# Rhodes Mark I Stage Piano Controls



## bcmatt (Aug 25, 2007)

A few years ago, I got a Rhodes Mark I. It is pretty awesome and I quite like it. At times it takes a little extra effort to dial out the brightness though.
Just recently, after doing some research I realize the controls are not stock. Not sure who made this little battery-pack preamp, but I see it has a spider looking transistor and now separate bass and treble controls. 
I'm quite curious how my keyboard would sound stock. Anybody know anything about these?








I found these:
http://www.fenderrhodes.com/img/service/manual/stgschem.gif
Another aftermarket control?:
http://www.fenderrhodes.com/img/service/manual/piabassscm.gif

I am tempted to try them out... any thoughts?
I suspect the one I have in my keyboard right now is probably to help boost a signal to better go straight to a PA. Of course, being pretty pro-tube-amp, I find that idea disgusting.


----------



## nonreverb (Sep 19, 2006)

It's kinda like a guitar. It has pickups like a guitar except 73 of them in the case of your unit and they're picking up a vibrating rod as opposed to a string. They're not very loud without a decent amp driving the signal. The preamp just gives it a little push and affords the user better tone control. 
The tricky thing is balancing all the tines. It can take some time to get it sounding right.


----------



## bcmatt (Aug 25, 2007)

Cool, Ya, I spent some time adjusting the tines last year, getting all the notes at the same volume. It was already mostly pretty close. There were a couple notes that needed to be tuned, but it was otherwise in pretty great shape musically. It could really use a re-tolex though. I've been putting that off... and resisting the urge to try something besides black...
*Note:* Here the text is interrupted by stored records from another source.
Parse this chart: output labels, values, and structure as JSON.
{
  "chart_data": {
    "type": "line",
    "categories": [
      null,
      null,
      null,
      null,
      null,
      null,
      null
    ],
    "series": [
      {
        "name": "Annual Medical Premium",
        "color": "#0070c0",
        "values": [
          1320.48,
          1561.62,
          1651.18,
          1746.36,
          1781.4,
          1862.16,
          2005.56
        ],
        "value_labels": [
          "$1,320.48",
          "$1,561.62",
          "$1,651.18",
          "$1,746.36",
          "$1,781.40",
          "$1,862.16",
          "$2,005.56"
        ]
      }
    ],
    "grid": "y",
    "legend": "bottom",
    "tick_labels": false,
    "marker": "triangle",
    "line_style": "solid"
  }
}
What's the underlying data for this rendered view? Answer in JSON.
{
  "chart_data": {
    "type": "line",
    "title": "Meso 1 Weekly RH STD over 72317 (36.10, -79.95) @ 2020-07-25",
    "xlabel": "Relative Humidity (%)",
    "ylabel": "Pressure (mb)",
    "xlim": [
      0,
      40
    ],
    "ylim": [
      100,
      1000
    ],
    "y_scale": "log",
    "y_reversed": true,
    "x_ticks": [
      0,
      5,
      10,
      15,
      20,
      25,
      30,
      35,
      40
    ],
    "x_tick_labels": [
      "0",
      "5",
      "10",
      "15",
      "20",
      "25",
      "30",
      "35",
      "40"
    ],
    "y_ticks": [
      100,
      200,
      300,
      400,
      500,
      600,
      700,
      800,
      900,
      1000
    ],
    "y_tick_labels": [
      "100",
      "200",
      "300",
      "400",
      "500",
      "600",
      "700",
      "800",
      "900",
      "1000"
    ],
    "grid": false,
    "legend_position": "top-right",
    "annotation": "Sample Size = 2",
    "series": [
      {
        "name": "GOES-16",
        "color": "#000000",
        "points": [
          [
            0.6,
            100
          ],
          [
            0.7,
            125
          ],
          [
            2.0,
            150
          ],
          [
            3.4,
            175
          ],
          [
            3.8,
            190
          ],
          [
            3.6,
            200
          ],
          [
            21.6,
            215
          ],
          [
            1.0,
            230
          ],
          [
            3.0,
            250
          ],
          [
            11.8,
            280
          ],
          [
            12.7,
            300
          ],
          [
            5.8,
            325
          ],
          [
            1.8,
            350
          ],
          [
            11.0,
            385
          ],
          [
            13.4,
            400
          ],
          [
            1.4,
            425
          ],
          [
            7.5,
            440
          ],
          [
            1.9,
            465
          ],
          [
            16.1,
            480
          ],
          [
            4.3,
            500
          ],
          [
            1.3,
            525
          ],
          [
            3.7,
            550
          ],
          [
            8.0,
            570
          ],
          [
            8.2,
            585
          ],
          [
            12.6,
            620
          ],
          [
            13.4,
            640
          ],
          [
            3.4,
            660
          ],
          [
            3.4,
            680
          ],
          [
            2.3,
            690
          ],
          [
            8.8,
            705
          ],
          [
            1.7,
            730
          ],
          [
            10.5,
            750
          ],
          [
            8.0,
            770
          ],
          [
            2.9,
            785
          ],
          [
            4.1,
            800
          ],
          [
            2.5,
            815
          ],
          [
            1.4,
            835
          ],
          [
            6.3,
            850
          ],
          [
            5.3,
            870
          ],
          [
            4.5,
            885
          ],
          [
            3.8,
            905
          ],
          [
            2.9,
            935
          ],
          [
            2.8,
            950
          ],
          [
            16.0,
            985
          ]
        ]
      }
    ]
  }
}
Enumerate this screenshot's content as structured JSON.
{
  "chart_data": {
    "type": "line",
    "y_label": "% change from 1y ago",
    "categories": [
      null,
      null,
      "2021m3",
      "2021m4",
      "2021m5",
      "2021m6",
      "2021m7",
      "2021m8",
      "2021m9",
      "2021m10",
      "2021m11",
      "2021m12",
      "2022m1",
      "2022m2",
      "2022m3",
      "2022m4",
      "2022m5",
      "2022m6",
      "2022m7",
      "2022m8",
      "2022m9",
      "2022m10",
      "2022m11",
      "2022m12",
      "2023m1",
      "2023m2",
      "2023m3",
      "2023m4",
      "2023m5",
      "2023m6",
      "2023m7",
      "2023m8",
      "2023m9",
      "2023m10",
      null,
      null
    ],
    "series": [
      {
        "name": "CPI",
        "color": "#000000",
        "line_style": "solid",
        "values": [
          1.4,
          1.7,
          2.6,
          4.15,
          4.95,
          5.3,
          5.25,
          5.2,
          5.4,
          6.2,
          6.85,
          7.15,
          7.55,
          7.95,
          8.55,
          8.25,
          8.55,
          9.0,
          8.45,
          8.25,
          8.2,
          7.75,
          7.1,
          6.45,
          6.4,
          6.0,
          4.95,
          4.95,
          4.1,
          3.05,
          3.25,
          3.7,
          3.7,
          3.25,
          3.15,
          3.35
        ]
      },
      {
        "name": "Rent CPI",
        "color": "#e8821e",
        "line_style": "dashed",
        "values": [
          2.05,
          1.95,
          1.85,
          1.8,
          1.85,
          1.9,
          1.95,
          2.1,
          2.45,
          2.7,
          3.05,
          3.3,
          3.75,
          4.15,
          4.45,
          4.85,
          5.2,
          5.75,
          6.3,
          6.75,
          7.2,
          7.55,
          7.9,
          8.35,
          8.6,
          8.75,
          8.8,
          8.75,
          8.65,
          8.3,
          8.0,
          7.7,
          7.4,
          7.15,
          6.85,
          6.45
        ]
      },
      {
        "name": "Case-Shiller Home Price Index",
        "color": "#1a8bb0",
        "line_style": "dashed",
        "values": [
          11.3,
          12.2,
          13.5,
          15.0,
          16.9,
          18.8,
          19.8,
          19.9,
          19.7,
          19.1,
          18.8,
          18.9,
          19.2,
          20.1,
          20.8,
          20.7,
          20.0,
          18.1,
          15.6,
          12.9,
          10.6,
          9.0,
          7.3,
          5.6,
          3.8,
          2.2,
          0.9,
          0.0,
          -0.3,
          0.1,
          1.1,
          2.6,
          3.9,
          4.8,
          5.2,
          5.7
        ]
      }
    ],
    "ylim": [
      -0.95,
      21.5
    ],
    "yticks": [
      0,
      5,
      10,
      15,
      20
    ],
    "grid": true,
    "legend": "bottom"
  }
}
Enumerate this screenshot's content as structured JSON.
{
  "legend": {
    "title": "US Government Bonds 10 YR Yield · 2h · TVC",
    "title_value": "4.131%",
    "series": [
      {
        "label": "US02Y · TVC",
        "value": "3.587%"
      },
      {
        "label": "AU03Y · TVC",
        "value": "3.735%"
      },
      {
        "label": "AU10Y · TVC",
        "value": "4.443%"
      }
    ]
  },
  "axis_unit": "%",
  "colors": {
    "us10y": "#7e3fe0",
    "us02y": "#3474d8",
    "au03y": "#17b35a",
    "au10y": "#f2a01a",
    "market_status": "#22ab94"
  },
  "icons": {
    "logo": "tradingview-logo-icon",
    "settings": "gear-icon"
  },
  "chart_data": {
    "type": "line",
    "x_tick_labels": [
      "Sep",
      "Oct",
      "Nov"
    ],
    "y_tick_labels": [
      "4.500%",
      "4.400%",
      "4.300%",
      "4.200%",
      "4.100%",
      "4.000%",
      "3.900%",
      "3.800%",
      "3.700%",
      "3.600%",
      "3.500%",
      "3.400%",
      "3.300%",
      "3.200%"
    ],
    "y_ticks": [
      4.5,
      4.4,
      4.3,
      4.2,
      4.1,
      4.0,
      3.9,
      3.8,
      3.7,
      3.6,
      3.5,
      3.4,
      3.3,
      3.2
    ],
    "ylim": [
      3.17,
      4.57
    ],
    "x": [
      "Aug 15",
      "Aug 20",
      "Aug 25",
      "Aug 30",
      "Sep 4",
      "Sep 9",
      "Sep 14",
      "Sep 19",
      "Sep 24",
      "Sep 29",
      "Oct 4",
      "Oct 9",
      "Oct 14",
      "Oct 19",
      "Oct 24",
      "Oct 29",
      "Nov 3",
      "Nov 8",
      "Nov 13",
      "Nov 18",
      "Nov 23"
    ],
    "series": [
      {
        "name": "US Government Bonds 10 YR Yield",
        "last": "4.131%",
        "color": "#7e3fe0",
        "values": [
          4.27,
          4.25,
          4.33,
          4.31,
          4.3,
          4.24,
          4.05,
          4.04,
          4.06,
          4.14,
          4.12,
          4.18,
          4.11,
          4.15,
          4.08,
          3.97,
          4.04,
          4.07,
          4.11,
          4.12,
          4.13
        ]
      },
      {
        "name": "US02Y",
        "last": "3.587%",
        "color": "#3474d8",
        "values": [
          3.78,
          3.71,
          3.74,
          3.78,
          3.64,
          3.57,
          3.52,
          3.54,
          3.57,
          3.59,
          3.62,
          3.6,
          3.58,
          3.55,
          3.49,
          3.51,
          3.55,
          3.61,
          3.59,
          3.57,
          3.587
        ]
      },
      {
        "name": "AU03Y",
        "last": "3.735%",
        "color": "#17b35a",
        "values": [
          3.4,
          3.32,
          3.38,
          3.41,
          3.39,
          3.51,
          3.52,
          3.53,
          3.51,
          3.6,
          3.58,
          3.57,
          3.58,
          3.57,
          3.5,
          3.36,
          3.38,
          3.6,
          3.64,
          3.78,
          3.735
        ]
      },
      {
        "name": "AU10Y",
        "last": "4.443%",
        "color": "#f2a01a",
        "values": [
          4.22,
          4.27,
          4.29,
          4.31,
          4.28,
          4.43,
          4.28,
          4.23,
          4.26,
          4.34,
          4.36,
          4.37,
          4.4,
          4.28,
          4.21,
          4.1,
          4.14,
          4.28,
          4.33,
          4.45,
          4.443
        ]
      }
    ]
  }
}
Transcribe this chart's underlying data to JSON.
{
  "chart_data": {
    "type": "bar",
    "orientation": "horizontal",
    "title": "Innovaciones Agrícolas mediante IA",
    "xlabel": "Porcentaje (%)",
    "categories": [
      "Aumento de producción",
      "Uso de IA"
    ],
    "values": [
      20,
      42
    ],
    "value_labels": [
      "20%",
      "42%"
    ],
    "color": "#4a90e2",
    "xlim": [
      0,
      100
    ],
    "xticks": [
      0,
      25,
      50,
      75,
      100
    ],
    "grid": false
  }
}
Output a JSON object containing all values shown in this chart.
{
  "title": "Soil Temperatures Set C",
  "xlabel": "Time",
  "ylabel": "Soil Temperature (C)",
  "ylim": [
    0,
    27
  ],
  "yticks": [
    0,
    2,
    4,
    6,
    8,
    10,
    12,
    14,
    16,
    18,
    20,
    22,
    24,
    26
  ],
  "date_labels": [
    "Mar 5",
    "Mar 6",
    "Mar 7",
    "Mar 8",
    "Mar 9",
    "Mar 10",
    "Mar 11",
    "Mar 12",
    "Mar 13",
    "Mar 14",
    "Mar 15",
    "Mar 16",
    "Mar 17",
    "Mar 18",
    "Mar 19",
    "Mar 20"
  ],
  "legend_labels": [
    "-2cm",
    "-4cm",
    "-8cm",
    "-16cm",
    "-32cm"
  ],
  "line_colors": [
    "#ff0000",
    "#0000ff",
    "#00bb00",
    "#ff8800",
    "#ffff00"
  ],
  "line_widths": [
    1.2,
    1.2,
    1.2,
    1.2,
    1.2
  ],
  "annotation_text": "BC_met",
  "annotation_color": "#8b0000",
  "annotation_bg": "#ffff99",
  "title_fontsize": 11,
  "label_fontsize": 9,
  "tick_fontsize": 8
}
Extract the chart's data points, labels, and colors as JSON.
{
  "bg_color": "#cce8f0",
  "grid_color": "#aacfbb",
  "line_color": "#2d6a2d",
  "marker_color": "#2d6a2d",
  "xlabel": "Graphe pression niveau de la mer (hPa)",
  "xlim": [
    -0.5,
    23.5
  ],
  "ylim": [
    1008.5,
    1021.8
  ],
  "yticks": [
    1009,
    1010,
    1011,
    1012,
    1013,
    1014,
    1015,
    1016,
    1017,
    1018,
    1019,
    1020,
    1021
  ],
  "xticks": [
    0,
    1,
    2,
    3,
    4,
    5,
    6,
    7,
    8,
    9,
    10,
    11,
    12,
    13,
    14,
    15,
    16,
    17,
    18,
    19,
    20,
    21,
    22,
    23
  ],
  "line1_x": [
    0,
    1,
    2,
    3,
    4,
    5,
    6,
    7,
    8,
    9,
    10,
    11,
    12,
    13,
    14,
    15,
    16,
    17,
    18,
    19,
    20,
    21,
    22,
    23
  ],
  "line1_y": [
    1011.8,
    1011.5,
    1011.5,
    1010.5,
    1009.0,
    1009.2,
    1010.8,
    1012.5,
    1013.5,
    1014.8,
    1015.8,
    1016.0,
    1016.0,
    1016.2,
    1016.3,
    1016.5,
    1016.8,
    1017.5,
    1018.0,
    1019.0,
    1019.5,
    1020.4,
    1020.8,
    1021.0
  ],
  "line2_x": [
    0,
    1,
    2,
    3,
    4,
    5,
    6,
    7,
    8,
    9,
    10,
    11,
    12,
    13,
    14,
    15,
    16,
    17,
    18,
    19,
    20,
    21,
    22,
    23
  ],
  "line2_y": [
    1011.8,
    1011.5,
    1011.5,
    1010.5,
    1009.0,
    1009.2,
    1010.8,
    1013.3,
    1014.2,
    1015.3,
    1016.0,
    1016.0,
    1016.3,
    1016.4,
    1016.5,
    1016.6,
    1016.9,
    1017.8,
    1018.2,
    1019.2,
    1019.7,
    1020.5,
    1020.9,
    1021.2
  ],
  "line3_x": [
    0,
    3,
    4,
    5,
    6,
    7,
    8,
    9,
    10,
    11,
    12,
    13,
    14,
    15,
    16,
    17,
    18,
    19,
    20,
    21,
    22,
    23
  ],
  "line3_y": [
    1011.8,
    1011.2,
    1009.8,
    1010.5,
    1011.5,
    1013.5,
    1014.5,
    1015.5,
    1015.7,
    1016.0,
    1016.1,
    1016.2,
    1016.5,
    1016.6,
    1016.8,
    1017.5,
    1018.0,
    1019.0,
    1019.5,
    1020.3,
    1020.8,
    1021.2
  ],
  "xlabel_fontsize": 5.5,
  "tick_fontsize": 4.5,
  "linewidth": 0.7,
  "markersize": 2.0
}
I'm just wondering if I'm loosing some vintage-y tone at all by allowing the use of this preamp. I guess I could just go straight from pickups to amp to hear what it would sound like with tone and volume cranked sans preamp.


----------



## bolero (Oct 11, 2006)

I have one from '71 or so, the vol & tone control setup is very basic, like an electric gtr

I'll get a pic for you


----------



## bolero (Oct 11, 2006)

here's a weblink in case these images don't work

http://el34.webuda.com/images/rhodes/
























ps mine sounds great as-is...I know a lot of people mod these with preamps but I prefer the older '70's sound, not the '80's Al Jarreau stuff


----------